• Sarà inaugurato sabato 1 settembre alle ore 17 ad Ostuni, un Presidio informativo per la diffusione delle misure di contenimento, regole e buone pratiche per il contrasto alla Xylella fastidiosa. Un’iniziativa voluta dal Comune di Ostuni e dal “Libero Comitato anti-Xylella”, in collaborazione con il Parco Naturale Regionale delle Dune Costiere e che ha visto la partecipazione di numerose associazioni e semplici cittadini.

    Proposto alle autorità regionali sin dai primi segnali di contagio dal Presidente Enzo Lavarra e dal Sindaco Gianfranco Coppola, lo sportello sarà ospitato a Ostuni, all’interno della sezione locale dell’ARIF, presso l’ex macello cittadino, sede del GAL Alto Salento.

    Il servizio sarà a disposizione di quanti sentono l’esigenza di informarsi correttamente e confrontarsi con l’istituzione comunale e regionale in merito alle disposizioni adottate per limitare i danni che la batteriosi sta perpetrando su tutto il territorio pugliese, cercando di fermarne l’avanzata verso nord e scongiurare la contaminazione degli esemplari della Piana degli olivi millenari.

    Il Presidio intende coinvolgere le amministrazioni locali che fanno riferimento al GAL Alto Salento e i Comuni limitrofi, le associazioni di categoria, le aziende agricole i vivai, gli agricoltori diretti e i proprietari di olivi e altre specie ospiti del batterio.

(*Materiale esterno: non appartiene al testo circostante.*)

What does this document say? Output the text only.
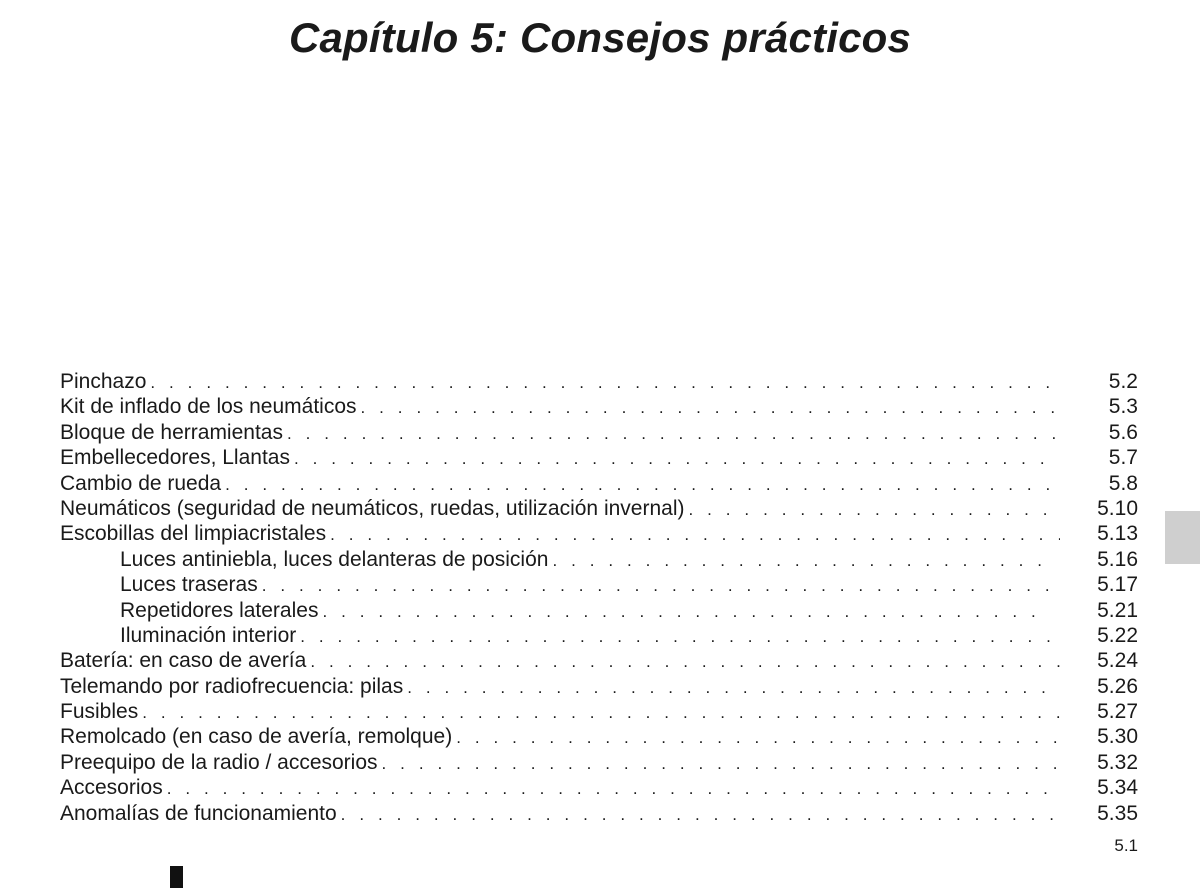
Capítulo 5: Consejos prácticos
Pinchazo . . .	5.2
Kit de inflado de los neumáticos . . .	5.3
Bloque de herramientas . . .	5.6
Embellecedores, Llantas . . .	5.7
Cambio de rueda . . .	5.8
Neumáticos (seguridad de neumáticos, ruedas, utilización invernal) . . .	5.10
Escobillas del limpiacristales . . .	5.13
Luces antiniebla, luces delanteras de posición . . .	5.16
Luces traseras . . .	5.17
Repetidores laterales . . .	5.21
Iluminación interior . . .	5.22
Batería: en caso de avería . . .	5.24
Telemando por radiofrecuencia: pilas . . .	5.26
Fusibles . . .	5.27
Remolcado (en caso de avería, remolque) . . .	5.30
Preequipo de la radio / accesorios . . .	5.32
Accesorios . . .	5.34
Anomalías de funcionamiento . . .	5.35
5.1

Mirata a supportare l’operato della Regione Puglia e dell’Osservatorio fitosanitario regionale, l’iniziativa intende offrire la possibilità a chiunque ne senta l’esigenza, di confrontarsi con ispettori/tecnici e ricercatori in grado di rispondere alle domande, fugare dubbi e perplessità e indicare le modalità più opportune per difendere il patrimonio olivicolo dell’Alto Salento e, più in generale, dell’intera Regione.

  • Dopo la firma, avvenuta qualche giorno fa, della convenzione fra Assessorato regionale alle Risorse Agroalimentari e Agenzia Regionale per le attività Irrigue e Forestali, è partito il terzo monitoraggio per l'identificazione della xylella fastidiosa nelle zone indenne, cuscinetto e contenimento. 

    Dal 5 novembre quindi gli agenti fitosanitari sono in campo per monitorare il territorio pugliese con procedure di ispezione visiva e di campionamento delle piante suscettibili di attacco e di quelle che presentano sintomi della malattia.
    Le operazioni non comporteranno alcuna azione invasiva o distruttiva se non l'ingresso nei fondi da parte degli agenti e l'eventuale prelievo di piccolissime parti della pianta, ove necessario.
    Il monitoraggio inizia dalle zone buffer intorno agli ulivi infetti individuati nei comuni di Cisternino, Ceglie, Ostuni, dalla Piana degli Ulivi Monumentali e si svilupperà lungo la linea compresa fra zona contenimento e quella cuscinetto.